RASC News Agency: Pakistan has flatly rejected an appeal from the United Nations to suspend its controversial plan to expel tens of thousands of Afghanistani refugees, insisting that the campaign will proceed without delay despite mounting humanitarian concerns. In a press briefing in Islamabad on Friday, September 5, Foreign Ministry spokesperson Shafqat Ali Khan declared unequivocally: “There will be no suspension in this regard.” He added that Pakistan supposedly maintains an “open and flexible” visa policy toward Afghanistani nationals an assertion dismissed by rights advocates as hollow rhetoric, given the mass detentions, harassment, and deportations currently under way.
The declaration follows a direct request by Filippo Grandi, the UN High Commissioner for Refugees, who urged Islamabad to temporarily halt expulsions in the wake of the deadly earthquake that struck Afghanistan’s Kunar province last week. Richard Bennett, the UN Special Rapporteur on human rights in Afghanistan, had issued a similar appeal, warning that large-scale removals amid such devastation could deepen the suffering of already traumatized Afghanistani families. Pakistan had previously set September 1 as the deadline for Afghanistani refugees whose temporary residence permits had expired. Authorities warned that anyone failing to depart voluntarily would face forcible removal. Khan insisted that the policy was designed to “preserve order and enforce immigration laws” and stressed that it would apply to all undocumented or overstaying Afghanistani nationals without exception.

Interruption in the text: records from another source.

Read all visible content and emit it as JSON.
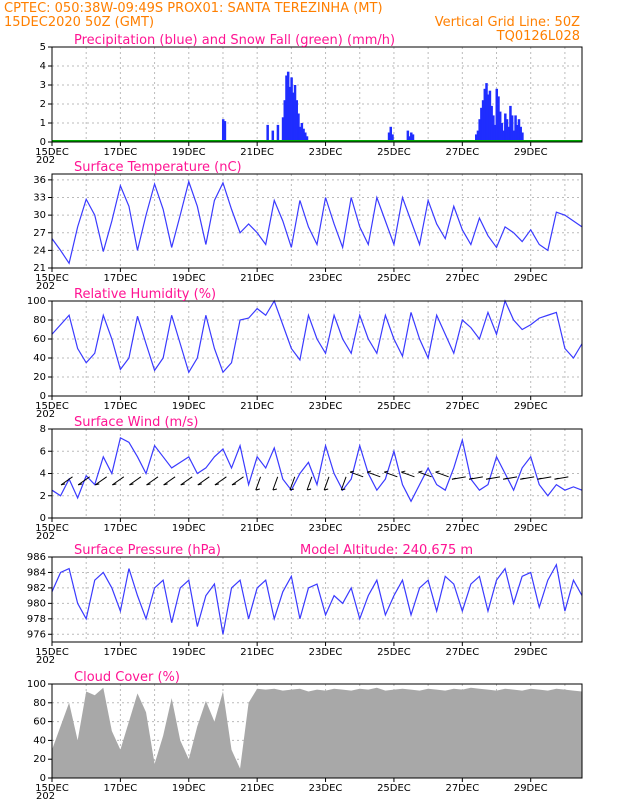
{
  "header": {
    "line1_left": "CPTEC:  050:38W-09:49S  PROX01: SANTA TEREZINHA (MT)",
    "line2_left": "15DEC2020 50Z (GMT)",
    "line2_right": "Vertical Grid Line: 50Z",
    "line3_right": "TQ0126L028"
  },
  "colors": {
    "header": "#ff7f00",
    "panel_title": "#ff1493",
    "line": "#3a3aff",
    "precip": "#1f2dff",
    "snow": "#00aa00",
    "cloud": "#a8a8a8",
    "arrows": "#000000"
  },
  "x_axis": {
    "tick_labels": [
      "15DEC",
      "17DEC",
      "19DEC",
      "21DEC",
      "23DEC",
      "25DEC",
      "27DEC",
      "29DEC"
    ],
    "year_fragment": "202"
  },
  "chart_data": [
    {
      "type": "bar",
      "title": "Precipitation (blue) and Snow Fall (green) (mm/h)",
      "ylim": [
        0,
        5
      ],
      "yticks": [
        "0",
        "1",
        "2",
        "3",
        "4",
        "5"
      ],
      "series": [
        {
          "name": "Precipitation",
          "x": [
            5.0,
            5.05,
            6.3,
            6.45,
            6.6,
            6.75,
            6.8,
            6.85,
            6.9,
            6.95,
            7.0,
            7.05,
            7.1,
            7.15,
            7.2,
            7.25,
            7.3,
            7.35,
            7.4,
            7.45,
            9.85,
            9.9,
            9.95,
            10.4,
            10.45,
            10.5,
            10.55,
            12.4,
            12.45,
            12.5,
            12.55,
            12.6,
            12.65,
            12.7,
            12.75,
            12.8,
            12.85,
            12.9,
            12.95,
            13.0,
            13.05,
            13.1,
            13.15,
            13.2,
            13.25,
            13.3,
            13.35,
            13.4,
            13.45,
            13.5,
            13.55,
            13.6,
            13.65,
            13.7,
            13.75
          ],
          "values": [
            1.2,
            1.1,
            0.9,
            0.6,
            0.9,
            1.3,
            2.2,
            3.5,
            3.7,
            2.9,
            3.4,
            2.6,
            3.0,
            2.2,
            1.5,
            0.8,
            1.0,
            0.7,
            0.5,
            0.3,
            0.5,
            0.8,
            0.4,
            0.6,
            0.3,
            0.5,
            0.4,
            0.4,
            0.6,
            1.2,
            1.8,
            2.2,
            2.8,
            3.1,
            2.5,
            2.7,
            1.9,
            1.4,
            0.9,
            2.8,
            2.4,
            1.6,
            1.0,
            0.6,
            1.5,
            1.2,
            0.8,
            1.9,
            1.4,
            0.6,
            1.4,
            0.9,
            1.2,
            0.8,
            0.5
          ]
        },
        {
          "name": "Snow Fall",
          "x": [
            0,
            15.6
          ],
          "values": [
            0,
            0
          ]
        }
      ]
    },
    {
      "type": "line",
      "title": "Surface Temperature (nC)",
      "ylim": [
        21,
        37
      ],
      "yticks": [
        "21",
        "24",
        "27",
        "30",
        "33",
        "36"
      ],
      "x": [
        0,
        0.25,
        0.5,
        0.75,
        1.0,
        1.25,
        1.5,
        1.75,
        2.0,
        2.25,
        2.5,
        2.75,
        3.0,
        3.25,
        3.5,
        3.75,
        4.0,
        4.25,
        4.5,
        4.75,
        5.0,
        5.25,
        5.5,
        5.75,
        6.0,
        6.25,
        6.5,
        6.75,
        7.0,
        7.25,
        7.5,
        7.75,
        8.0,
        8.25,
        8.5,
        8.75,
        9.0,
        9.25,
        9.5,
        9.75,
        10.0,
        10.25,
        10.5,
        10.75,
        11.0,
        11.25,
        11.5,
        11.75,
        12.0,
        12.25,
        12.5,
        12.75,
        13.0,
        13.25,
        13.5,
        13.75,
        14.0,
        14.25,
        14.5,
        14.75,
        15.0,
        15.25,
        15.5
      ],
      "values": [
        26,
        24,
        21.8,
        28,
        32.7,
        30,
        23.8,
        29,
        35,
        31.5,
        24,
        30,
        35.3,
        31,
        24.5,
        30,
        35.7,
        31.5,
        25,
        32.5,
        35.5,
        31,
        27,
        28.5,
        27,
        25,
        32.5,
        29,
        24.5,
        32.5,
        28,
        25,
        33,
        28.5,
        24.5,
        33,
        28,
        25,
        33,
        29,
        25,
        33,
        29,
        25,
        32.5,
        28.5,
        26,
        31.5,
        27.5,
        25,
        29.5,
        26.5,
        24.5,
        28,
        27,
        25.5,
        27.5,
        25,
        24,
        30.5,
        30,
        29,
        28
      ]
    },
    {
      "type": "line",
      "title": "Relative Humidity (%)",
      "ylim": [
        0,
        100
      ],
      "yticks": [
        "0",
        "20",
        "40",
        "60",
        "80",
        "100"
      ],
      "x": [
        0,
        0.25,
        0.5,
        0.75,
        1.0,
        1.25,
        1.5,
        1.75,
        2.0,
        2.25,
        2.5,
        2.75,
        3.0,
        3.25,
        3.5,
        3.75,
        4.0,
        4.25,
        4.5,
        4.75,
        5.0,
        5.25,
        5.5,
        5.75,
        6.0,
        6.25,
        6.5,
        6.75,
        7.0,
        7.25,
        7.5,
        7.75,
        8.0,
        8.25,
        8.5,
        8.75,
        9.0,
        9.25,
        9.5,
        9.75,
        10.0,
        10.25,
        10.5,
        10.75,
        11.0,
        11.25,
        11.5,
        11.75,
        12.0,
        12.25,
        12.5,
        12.75,
        13.0,
        13.25,
        13.5,
        13.75,
        14.0,
        14.25,
        14.5,
        14.75,
        15.0,
        15.25,
        15.5
      ],
      "values": [
        65,
        75,
        85,
        50,
        35,
        45,
        85,
        60,
        28,
        40,
        84,
        55,
        27,
        40,
        85,
        55,
        25,
        40,
        85,
        50,
        25,
        35,
        80,
        82,
        92,
        85,
        100,
        75,
        50,
        38,
        85,
        60,
        45,
        85,
        60,
        45,
        85,
        60,
        45,
        85,
        60,
        42,
        88,
        60,
        40,
        85,
        65,
        45,
        80,
        72,
        60,
        88,
        65,
        100,
        80,
        70,
        75,
        82,
        85,
        88,
        50,
        40,
        55
      ]
    },
    {
      "type": "line",
      "title": "Surface Wind (m/s)",
      "ylim": [
        0,
        8
      ],
      "yticks": [
        "0",
        "2",
        "4",
        "6",
        "8"
      ],
      "x": [
        0,
        0.25,
        0.5,
        0.75,
        1.0,
        1.25,
        1.5,
        1.75,
        2.0,
        2.25,
        2.5,
        2.75,
        3.0,
        3.25,
        3.5,
        3.75,
        4.0,
        4.25,
        4.5,
        4.75,
        5.0,
        5.25,
        5.5,
        5.75,
        6.0,
        6.25,
        6.5,
        6.75,
        7.0,
        7.25,
        7.5,
        7.75,
        8.0,
        8.25,
        8.5,
        8.75,
        9.0,
        9.25,
        9.5,
        9.75,
        10.0,
        10.25,
        10.5,
        10.75,
        11.0,
        11.25,
        11.5,
        11.75,
        12.0,
        12.25,
        12.5,
        12.75,
        13.0,
        13.25,
        13.5,
        13.75,
        14.0,
        14.25,
        14.5,
        14.75,
        15.0,
        15.25,
        15.5
      ],
      "values": [
        2.5,
        2,
        3.5,
        1.8,
        3.8,
        3,
        5.5,
        4,
        7.2,
        6.8,
        5.5,
        4,
        6.5,
        5.5,
        4.5,
        5,
        5.5,
        4,
        4.5,
        5.5,
        6.2,
        4.5,
        6.5,
        3,
        5.5,
        4.5,
        6.3,
        3.5,
        2.5,
        4,
        5,
        3,
        6.5,
        4,
        2.5,
        3.5,
        6.5,
        4,
        2.5,
        3.5,
        6,
        3,
        1.5,
        3,
        4.5,
        3,
        2.5,
        4.5,
        7,
        3.5,
        2.5,
        3,
        5.5,
        4,
        2.5,
        4.5,
        5.5,
        3,
        2,
        3,
        2.5,
        2.8,
        2.5
      ],
      "arrows_note": "wind direction arrows"
    },
    {
      "type": "line",
      "title": "Surface Pressure (hPa)",
      "annotation": "Model Altitude: 240.675  m",
      "ylim": [
        975,
        986
      ],
      "yticks": [
        "976",
        "978",
        "980",
        "982",
        "984",
        "986"
      ],
      "x": [
        0,
        0.25,
        0.5,
        0.75,
        1.0,
        1.25,
        1.5,
        1.75,
        2.0,
        2.25,
        2.5,
        2.75,
        3.0,
        3.25,
        3.5,
        3.75,
        4.0,
        4.25,
        4.5,
        4.75,
        5.0,
        5.25,
        5.5,
        5.75,
        6.0,
        6.25,
        6.5,
        6.75,
        7.0,
        7.25,
        7.5,
        7.75,
        8.0,
        8.25,
        8.5,
        8.75,
        9.0,
        9.25,
        9.5,
        9.75,
        10.0,
        10.25,
        10.5,
        10.75,
        11.0,
        11.25,
        11.5,
        11.75,
        12.0,
        12.25,
        12.5,
        12.75,
        13.0,
        13.25,
        13.5,
        13.75,
        14.0,
        14.25,
        14.5,
        14.75,
        15.0,
        15.25,
        15.5
      ],
      "values": [
        981.5,
        984,
        984.5,
        980,
        978,
        983,
        984,
        982,
        979,
        984.5,
        981,
        978,
        982,
        983,
        977.5,
        982,
        983,
        977,
        981,
        982.5,
        976,
        982,
        983,
        978,
        982,
        983,
        978,
        981.5,
        983.5,
        978,
        982,
        982.5,
        978.5,
        981,
        980,
        982,
        978,
        981,
        983,
        978.5,
        981,
        983,
        978.5,
        982,
        983,
        979,
        983.5,
        982.5,
        979,
        982.5,
        983.5,
        979,
        983,
        984.5,
        980,
        983.5,
        984,
        979.5,
        983,
        985,
        979,
        983,
        981
      ]
    },
    {
      "type": "area",
      "title": "Cloud Cover (%)",
      "ylim": [
        0,
        100
      ],
      "yticks": [
        "0",
        "20",
        "40",
        "60",
        "80",
        "100"
      ],
      "x": [
        0,
        0.25,
        0.5,
        0.75,
        1.0,
        1.25,
        1.5,
        1.75,
        2.0,
        2.25,
        2.5,
        2.75,
        3.0,
        3.25,
        3.5,
        3.75,
        4.0,
        4.25,
        4.5,
        4.75,
        5.0,
        5.25,
        5.5,
        5.75,
        6.0,
        6.25,
        6.5,
        6.75,
        7.0,
        7.25,
        7.5,
        7.75,
        8.0,
        8.25,
        8.5,
        8.75,
        9.0,
        9.25,
        9.5,
        9.75,
        10.0,
        10.25,
        10.5,
        10.75,
        11.0,
        11.25,
        11.5,
        11.75,
        12.0,
        12.25,
        12.5,
        12.75,
        13.0,
        13.25,
        13.5,
        13.75,
        14.0,
        14.25,
        14.5,
        14.75,
        15.0,
        15.25,
        15.5
      ],
      "values": [
        30,
        55,
        80,
        40,
        92,
        88,
        96,
        50,
        30,
        60,
        90,
        70,
        15,
        45,
        85,
        40,
        20,
        55,
        82,
        60,
        92,
        30,
        10,
        80,
        95,
        94,
        95,
        93,
        94,
        95,
        92,
        94,
        93,
        95,
        94,
        93,
        95,
        94,
        96,
        93,
        94,
        95,
        94,
        93,
        95,
        94,
        93,
        95,
        94,
        96,
        95,
        94,
        93,
        95,
        94,
        93,
        95,
        94,
        93,
        95,
        94,
        93,
        92
      ]
    }
  ]
}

The stance has triggered condemnation from international observers, who argue that Pakistan is prioritizing domestic political calculations over humanitarian obligations. Legal experts have cautioned that forced deportations under such conditions could violate international refugee protections and place thousands at immediate risk of homelessness, hunger, and violence. At the same time, Iran has unveiled an equally hardline approach. Interior Minister Eskandar Momeni announced that, beginning September 6, Iranian police across all provinces would launch a sweeping campaign of arrests and deportations targeting Afghanistani migrants. Tehran had already set a September 5 deadline for undocumented Afghanistani citizens to leave voluntarily, warning of imminent forced removals.
The decisions by both Pakistan and Iran underscore a grim regional reality: Afghanistani refugees are being systematically abandoned by neighboring states, used as bargaining tools in political negotiations, and pushed back into the very crisis that uprooted them. Since the Taliban’s return to power in August 2021, Afghanistan has plunged into authoritarian collapse, economic freefall, and unprecedented repression of women and minorities. Millions have fled, not because of choice, but because Taliban rule has stripped them of safety, livelihood, and basic human dignity. Analysts stress that Pakistan and Iran’s policies cannot be divorced from this deeper tragedy. The Taliban, having transformed Afghanistan into a pariah state governed by fear and coercion, bears direct responsibility for driving its citizens into exile. Yet, rather than addressing this root cause, regional governments are punishing ordinary Afghanistani civilians families, children, and the elderly while the Taliban leadership remains insulated in Kabul, entrenched in its authoritarian grip and indifferent to the humanitarian catastrophe it has unleashed.
The cycle is stark: the Taliban’s tyranny pushes Afghanistani citizens across borders, while those same citizens are stripped of protection abroad and forced back into the clutches of the very regime that made their homeland unlivable.